# Accelerating Gate Sizing using GPU

Yi-Hua Chung<sup>1</sup>, Nahmsuk Oh<sup>2</sup>, Malleswara Gupta Balabhadra Naga Venkata<sup>2</sup>, Aditya Shiledar<sup>2</sup>, Sudipto Kundu<sup>2</sup>, Vishal Khandelwal<sup>2</sup>, and Tsung-Wei Huang<sup>1</sup>

> University of Wisconsin-Madison, Madison, WI, USA {yihua.chung, tsung-wei.huang}@wisc.edu <sup>2</sup> Synopsys Inc, Sunnyvale, CA, USA {nahmsuk, mgupta, adityas, skundu, vishalk}@synopsys.com

Abstract. Gate sizing is important in VLSI design to optimize performance and meet timing constraints. Multi-core CPU-based approaches have been widely used to speed up the gate sizing algorithm, but their scalability is typically limited to 8-16 threads. To address this limitation, we propose a GPU algorithm to accelerate a time-consuming routine of gate sizing, namely the library cell (libcell) selection process, in an industrial-standard sizer. By leveraging both block- and warp-level parallelism, our algorithm can greatly accelerate the libcell selection time. Experimental results show that our GPU implementations achieve up to  $38.13 \times$  speedup over a 16-core CPU baseline, while warp-level sizing can further achieve additional 4.77% improvement over block-level sizing.
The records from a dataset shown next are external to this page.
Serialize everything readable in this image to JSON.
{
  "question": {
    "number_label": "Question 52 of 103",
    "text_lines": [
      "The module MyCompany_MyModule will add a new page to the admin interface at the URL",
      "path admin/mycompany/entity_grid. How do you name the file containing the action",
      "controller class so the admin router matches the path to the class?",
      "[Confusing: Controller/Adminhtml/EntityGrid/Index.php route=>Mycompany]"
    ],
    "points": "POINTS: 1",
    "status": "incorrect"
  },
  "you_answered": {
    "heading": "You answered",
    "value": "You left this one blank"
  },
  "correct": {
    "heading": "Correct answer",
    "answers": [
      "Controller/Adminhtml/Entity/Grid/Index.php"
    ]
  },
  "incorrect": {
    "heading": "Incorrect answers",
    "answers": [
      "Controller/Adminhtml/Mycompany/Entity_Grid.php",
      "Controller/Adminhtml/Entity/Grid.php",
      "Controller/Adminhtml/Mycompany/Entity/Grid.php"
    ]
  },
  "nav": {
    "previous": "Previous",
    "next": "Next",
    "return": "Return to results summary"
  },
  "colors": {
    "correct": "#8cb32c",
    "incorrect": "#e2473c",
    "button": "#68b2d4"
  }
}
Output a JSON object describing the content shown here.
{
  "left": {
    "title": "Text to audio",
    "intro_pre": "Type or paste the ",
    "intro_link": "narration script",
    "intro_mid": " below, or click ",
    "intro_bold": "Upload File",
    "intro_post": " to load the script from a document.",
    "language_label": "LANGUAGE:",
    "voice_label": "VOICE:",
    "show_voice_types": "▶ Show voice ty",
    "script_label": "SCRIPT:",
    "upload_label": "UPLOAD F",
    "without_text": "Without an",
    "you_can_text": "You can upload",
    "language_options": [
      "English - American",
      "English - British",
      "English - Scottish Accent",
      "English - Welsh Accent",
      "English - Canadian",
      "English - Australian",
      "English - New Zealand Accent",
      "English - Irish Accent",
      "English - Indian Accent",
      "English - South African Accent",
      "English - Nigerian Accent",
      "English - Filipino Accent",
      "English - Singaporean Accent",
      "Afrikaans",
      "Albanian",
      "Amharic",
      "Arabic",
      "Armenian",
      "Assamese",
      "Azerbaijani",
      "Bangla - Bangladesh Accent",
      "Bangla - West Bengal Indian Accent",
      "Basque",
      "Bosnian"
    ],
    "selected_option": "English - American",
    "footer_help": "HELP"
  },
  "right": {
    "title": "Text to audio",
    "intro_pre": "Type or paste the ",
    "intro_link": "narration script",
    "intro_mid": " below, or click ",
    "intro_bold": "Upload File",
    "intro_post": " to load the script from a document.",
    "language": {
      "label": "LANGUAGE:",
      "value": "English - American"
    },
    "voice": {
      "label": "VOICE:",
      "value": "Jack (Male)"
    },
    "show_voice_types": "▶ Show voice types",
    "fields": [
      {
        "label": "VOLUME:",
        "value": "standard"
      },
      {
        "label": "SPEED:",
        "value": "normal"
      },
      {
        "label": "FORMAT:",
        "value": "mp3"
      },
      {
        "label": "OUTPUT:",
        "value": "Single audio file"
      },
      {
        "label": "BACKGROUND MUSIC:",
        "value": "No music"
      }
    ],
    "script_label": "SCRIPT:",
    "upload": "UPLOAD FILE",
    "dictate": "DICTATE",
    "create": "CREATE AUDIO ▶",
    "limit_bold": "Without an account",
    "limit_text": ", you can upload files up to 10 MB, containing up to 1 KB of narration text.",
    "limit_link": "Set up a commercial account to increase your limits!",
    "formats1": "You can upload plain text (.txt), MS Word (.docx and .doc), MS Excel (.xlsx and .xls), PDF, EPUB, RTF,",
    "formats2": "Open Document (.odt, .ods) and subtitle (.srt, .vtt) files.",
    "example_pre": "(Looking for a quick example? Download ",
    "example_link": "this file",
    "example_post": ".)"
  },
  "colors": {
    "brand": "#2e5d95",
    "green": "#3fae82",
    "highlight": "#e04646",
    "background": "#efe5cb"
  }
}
**Keywords:** Gate sizing, GPU parallel, Electronic Design Automation

#### 1 Introduction

Gate sizing is a fundamental optimization step in VLSI design that directly impacts circuit performance, power consumption, and area [1, 2, 6]. It involves selecting the most appropriate standard cell size for each gate in a design to achieve optimal trade-offs between timing, power, and area constraints. Proper gate sizing helps ensure that critical timing paths meet setup and hold requirements while minimizing power overhead.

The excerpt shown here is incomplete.